From the beginning, Eric Bachmann warned, “There’s a chance that things will get weird — yeah, it’s a possibility.” He was probably talking about an awkward attempt at making a doomed relationship work, or alternately trying to salvage a friendship, but he could have just as easily been referencing the direction of his band, Archers of Loaf. To be clear, the Archers were pretty weird from the get-go — a group of indie rockers with a rough and tumble side, a clamorous sensibility and an almost fetishistic embrace of controlled chaos. But for most of the band’s career, this raw, noisy four-chord Superchunk-gone-Beefheart approach set the standard, and came to represent the curious and strangely effective duality the band perfected via their embrace of the imperfect.
Yet, following a relatively unsuccessful stint on a major label and three albums of reliably solid noise pop, the Archers of Loaf took to deconstruction. In recording White Trash Heroes, the group’s members abandoned their traditional roles within the band, save for Bachmann remaining lead vocalist, and took to instrument swapping. Aesthetically speaking, the songs that emerged from these sessions seemed to have the same basic elements as those on their previous albums, but at the same time, sounded nothing like them. Bachmann barked less and took to singing more in falsetto, or occasionally unintelligible, Tom Waits-like croaks. The songs were loud, but somehow less abrasive. White Trash Heroes even sounded, for lack of a better description, bluesy.
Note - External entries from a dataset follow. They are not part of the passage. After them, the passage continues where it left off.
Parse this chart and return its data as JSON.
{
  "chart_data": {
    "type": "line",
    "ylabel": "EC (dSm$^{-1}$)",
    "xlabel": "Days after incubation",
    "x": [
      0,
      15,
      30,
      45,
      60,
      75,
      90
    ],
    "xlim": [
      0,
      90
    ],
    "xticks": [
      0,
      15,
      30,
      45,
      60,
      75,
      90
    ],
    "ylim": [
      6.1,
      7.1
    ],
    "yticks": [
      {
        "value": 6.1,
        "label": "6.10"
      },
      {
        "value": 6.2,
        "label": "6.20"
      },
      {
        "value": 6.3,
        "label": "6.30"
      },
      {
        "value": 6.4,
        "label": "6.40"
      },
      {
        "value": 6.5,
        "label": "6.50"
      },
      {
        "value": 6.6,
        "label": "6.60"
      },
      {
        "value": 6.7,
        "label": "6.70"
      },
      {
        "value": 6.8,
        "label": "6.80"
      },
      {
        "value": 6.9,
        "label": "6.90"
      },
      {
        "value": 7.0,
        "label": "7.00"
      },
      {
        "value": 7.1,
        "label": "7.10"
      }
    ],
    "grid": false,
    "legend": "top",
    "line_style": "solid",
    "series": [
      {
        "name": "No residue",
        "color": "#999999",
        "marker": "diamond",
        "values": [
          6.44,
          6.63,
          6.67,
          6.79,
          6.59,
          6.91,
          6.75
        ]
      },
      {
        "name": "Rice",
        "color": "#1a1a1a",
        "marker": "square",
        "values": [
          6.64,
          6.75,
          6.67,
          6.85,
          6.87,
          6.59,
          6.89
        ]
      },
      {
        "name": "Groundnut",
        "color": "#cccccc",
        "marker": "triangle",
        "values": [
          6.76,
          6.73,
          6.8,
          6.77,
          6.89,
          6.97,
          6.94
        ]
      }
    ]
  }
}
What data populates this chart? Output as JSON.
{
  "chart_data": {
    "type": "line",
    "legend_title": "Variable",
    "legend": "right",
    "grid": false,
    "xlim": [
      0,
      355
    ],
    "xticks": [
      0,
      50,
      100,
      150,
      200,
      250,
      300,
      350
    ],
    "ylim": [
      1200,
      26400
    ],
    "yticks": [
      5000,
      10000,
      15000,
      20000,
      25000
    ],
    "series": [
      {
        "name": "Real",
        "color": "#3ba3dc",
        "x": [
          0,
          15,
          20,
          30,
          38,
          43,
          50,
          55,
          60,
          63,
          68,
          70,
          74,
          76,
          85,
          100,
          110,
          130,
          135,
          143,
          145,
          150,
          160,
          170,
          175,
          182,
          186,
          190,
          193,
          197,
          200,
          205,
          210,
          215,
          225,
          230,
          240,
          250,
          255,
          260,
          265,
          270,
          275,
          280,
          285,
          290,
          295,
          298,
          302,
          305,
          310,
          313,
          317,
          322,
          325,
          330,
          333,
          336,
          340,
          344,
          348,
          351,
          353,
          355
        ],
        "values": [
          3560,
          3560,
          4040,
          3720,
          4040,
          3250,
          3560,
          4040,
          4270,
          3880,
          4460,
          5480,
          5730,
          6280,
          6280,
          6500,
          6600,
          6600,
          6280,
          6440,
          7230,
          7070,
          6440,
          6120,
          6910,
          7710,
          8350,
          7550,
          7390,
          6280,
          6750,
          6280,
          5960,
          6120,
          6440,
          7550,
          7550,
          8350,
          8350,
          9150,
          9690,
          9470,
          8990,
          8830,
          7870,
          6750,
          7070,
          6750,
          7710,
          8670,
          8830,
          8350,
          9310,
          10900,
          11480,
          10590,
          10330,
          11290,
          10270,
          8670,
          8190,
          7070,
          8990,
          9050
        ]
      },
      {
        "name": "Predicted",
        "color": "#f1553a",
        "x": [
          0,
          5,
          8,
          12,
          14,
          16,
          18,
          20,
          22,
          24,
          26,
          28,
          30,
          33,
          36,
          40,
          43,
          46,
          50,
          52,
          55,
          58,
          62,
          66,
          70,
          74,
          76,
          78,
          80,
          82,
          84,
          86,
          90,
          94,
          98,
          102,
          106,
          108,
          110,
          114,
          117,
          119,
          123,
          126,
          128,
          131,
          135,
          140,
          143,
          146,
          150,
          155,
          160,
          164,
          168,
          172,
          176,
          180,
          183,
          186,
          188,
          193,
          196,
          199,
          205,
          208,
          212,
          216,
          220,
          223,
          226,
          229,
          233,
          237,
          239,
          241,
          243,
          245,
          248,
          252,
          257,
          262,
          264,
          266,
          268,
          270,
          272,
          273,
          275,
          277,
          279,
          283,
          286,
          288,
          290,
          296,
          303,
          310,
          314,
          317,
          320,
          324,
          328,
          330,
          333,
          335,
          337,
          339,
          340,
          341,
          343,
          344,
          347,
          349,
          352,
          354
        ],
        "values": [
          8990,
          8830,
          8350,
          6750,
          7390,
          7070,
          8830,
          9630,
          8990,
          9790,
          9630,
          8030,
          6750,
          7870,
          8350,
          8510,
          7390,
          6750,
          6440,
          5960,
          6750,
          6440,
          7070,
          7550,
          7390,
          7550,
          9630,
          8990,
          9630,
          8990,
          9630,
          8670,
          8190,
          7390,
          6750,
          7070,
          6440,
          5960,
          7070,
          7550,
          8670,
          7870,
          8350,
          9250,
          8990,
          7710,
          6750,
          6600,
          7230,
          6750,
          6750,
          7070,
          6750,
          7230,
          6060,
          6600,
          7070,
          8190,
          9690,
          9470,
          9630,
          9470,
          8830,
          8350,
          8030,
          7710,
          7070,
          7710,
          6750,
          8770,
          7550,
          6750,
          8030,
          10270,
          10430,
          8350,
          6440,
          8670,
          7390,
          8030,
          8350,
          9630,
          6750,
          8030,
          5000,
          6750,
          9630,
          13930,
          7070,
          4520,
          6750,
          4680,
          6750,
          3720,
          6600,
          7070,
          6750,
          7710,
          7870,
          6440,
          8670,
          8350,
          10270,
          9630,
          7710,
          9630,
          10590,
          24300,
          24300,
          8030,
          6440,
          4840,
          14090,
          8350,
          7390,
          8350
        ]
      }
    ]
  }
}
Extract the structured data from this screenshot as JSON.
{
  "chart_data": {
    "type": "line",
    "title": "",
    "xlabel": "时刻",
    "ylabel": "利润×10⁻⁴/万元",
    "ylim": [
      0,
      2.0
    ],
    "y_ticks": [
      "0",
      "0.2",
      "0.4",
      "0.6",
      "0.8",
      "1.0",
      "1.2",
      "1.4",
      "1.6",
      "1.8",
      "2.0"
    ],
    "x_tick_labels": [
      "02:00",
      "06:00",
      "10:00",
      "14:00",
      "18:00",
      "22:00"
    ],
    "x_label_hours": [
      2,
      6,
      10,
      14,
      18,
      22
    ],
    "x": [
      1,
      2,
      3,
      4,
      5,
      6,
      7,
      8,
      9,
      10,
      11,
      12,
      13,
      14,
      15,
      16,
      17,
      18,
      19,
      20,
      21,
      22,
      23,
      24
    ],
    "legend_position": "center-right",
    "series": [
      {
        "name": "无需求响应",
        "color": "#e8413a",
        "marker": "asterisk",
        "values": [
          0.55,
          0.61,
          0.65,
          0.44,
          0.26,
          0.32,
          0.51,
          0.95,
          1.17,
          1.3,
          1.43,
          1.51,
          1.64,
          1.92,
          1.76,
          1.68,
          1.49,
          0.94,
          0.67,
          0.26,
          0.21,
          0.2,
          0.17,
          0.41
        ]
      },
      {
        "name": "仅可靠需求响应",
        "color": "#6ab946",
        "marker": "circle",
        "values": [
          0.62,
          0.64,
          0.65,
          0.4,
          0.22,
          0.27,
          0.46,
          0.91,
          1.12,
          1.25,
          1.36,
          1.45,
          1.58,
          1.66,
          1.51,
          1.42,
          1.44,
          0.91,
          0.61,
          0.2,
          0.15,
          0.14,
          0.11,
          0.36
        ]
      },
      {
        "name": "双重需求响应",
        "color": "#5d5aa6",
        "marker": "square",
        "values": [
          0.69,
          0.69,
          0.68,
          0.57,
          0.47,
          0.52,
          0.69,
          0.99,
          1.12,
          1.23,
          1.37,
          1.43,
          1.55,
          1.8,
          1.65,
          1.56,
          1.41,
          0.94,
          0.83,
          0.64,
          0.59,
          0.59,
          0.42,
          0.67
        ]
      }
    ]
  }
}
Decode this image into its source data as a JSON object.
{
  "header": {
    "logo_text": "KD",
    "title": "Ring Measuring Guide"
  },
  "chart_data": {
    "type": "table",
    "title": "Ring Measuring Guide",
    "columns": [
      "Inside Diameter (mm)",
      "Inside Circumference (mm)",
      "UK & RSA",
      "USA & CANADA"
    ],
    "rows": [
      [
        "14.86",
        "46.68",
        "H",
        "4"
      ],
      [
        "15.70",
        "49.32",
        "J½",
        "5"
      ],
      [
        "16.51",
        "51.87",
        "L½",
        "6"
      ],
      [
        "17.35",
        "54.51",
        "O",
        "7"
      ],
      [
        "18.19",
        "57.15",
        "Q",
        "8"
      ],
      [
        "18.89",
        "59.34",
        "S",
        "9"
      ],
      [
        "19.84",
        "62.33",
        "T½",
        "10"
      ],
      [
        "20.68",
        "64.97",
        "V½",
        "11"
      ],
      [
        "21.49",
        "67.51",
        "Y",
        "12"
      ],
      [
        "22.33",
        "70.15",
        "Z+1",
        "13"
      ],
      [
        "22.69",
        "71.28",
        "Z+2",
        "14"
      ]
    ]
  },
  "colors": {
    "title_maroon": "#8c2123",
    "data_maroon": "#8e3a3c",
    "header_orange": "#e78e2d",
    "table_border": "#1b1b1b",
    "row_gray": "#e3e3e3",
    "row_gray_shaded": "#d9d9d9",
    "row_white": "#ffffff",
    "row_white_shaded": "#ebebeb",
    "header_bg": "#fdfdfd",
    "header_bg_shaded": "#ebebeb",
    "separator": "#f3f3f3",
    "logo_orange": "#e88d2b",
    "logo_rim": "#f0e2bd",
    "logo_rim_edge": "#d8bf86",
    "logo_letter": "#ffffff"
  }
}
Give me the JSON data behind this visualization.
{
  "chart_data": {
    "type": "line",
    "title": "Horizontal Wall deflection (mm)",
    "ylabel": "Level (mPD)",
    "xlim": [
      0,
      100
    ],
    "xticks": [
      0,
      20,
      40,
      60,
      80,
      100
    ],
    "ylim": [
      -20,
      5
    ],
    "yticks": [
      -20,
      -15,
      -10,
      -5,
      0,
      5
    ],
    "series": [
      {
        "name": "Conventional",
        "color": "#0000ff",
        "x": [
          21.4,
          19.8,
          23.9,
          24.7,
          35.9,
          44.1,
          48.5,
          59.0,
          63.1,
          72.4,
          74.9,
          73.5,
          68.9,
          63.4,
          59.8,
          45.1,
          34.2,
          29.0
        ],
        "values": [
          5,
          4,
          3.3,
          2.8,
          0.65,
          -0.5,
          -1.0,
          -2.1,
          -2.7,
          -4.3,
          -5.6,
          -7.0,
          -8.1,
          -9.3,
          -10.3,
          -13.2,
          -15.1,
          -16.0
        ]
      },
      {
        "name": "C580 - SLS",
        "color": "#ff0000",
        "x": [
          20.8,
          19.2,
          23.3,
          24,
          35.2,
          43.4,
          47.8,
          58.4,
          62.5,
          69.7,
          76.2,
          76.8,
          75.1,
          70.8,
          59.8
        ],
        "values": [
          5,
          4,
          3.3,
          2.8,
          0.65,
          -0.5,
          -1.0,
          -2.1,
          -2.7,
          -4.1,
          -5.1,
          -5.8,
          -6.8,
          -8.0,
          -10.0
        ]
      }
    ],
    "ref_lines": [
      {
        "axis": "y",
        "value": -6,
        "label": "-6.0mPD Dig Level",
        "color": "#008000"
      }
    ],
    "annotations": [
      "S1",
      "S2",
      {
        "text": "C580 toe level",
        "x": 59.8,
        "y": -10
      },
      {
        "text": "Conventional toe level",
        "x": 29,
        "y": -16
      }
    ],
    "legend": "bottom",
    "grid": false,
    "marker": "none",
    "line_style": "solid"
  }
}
Only to a certain degree a continuation of the band’s trajectory to that point, White Trash Heroes was the oddest entry in the band’s catalog, and as their final release (for now) remains as such. And yet in many ways, it’s also the band’s most interesting album. It doesn’t hold together as strongly as Icky Mettle, but there are frequent flashes of brilliance that signify both a newfound maturity as well as a slight preview of the gothic Americana that Bachmann would embrace with Crooked Fingers. “Fashion Bleeds” is one such flash, an opening track that ushers in a darkened mood rather than a kick in the posterior as the Loaf had often preferred in the past. “Dead Red Eyes” is another, a slow-burning dirge that sets Bachmann’s vocals against droning keyboards for a solid two minutes before the rhythm section brings it back down to earth with an abrasive grit. And “Perfect Time” somehow balances the band’s muscular sensibility with an unconventionally pretty melody.
The album’s second half contains the two most inspired, even transcendent moments of the band’s career, but each one for very different reasons. “One Slight Wrong Move” shouldn’t be as catchy as it is; it clangs and rattles with a nightmarish percussive loop before it enters into a Stones-meets-Fugazi groove that simply slays, and ultimately breaks into a supremely bizarre vocodered chorus of “A hundred million people could be wrong.” The sum of its parts make very little sense together, which isn’t necessarily out of question for the band, really, but come together sublimely. The real stunner, though, is the closing title track, a nearly eight minute dirge that makes a slow build of throbbing basslines and escalating vocals, with Bachmann’s narration detailing simple ideas with heroic earnestness, achieving a climactic, lighters-in-the-air moment with its inspiring chorus: “It ends life, along the neon sign/ all speeding past, collide and crashing/ I’m in paradise.” There’s a simultaneous air of innocence and finality, and if there was a song to end the band’s career on, this was the one.
The second disc backing Merge‘s reissue of White Trash Heroes packs on the regular blend of b-sides, outtakes and demos, and more so than on the other reissues in the series, the demos here reveal a considerably different version of the album than what’s on the final product. While the songs obviously don’t carry the superior sound quality of the finished album, the flow of the demo is strangely cohesive, actually making more sense as one collection of songs, even if the elements seem a bit disparate on the album itself. Seven-inch single “Jive Kata,” likewise, is a fun track, though the b-sides reveal some even brighter curiosities. Instrumental “Walk of Shame” is spacious and pretty, as is the heroic “Untitled,” while the messy, drunken “Whooh!” is classic Archers mayhem.
Problematic tours and medical conditions led to the eventual end of Archers of Loaf’s first run, and for 12 years, that was the end of the band. Considering the duration of the band’s reunion at this point, it’s entirely possible that the Archers of Loaf aren’t content to leave White Trash Heroes as their last bit of recorded music. But even if it is, it’s a particularly strong and brave way to go, casting aside expectations and finding an interesting, comfortable middle ground between experimentation and maturity.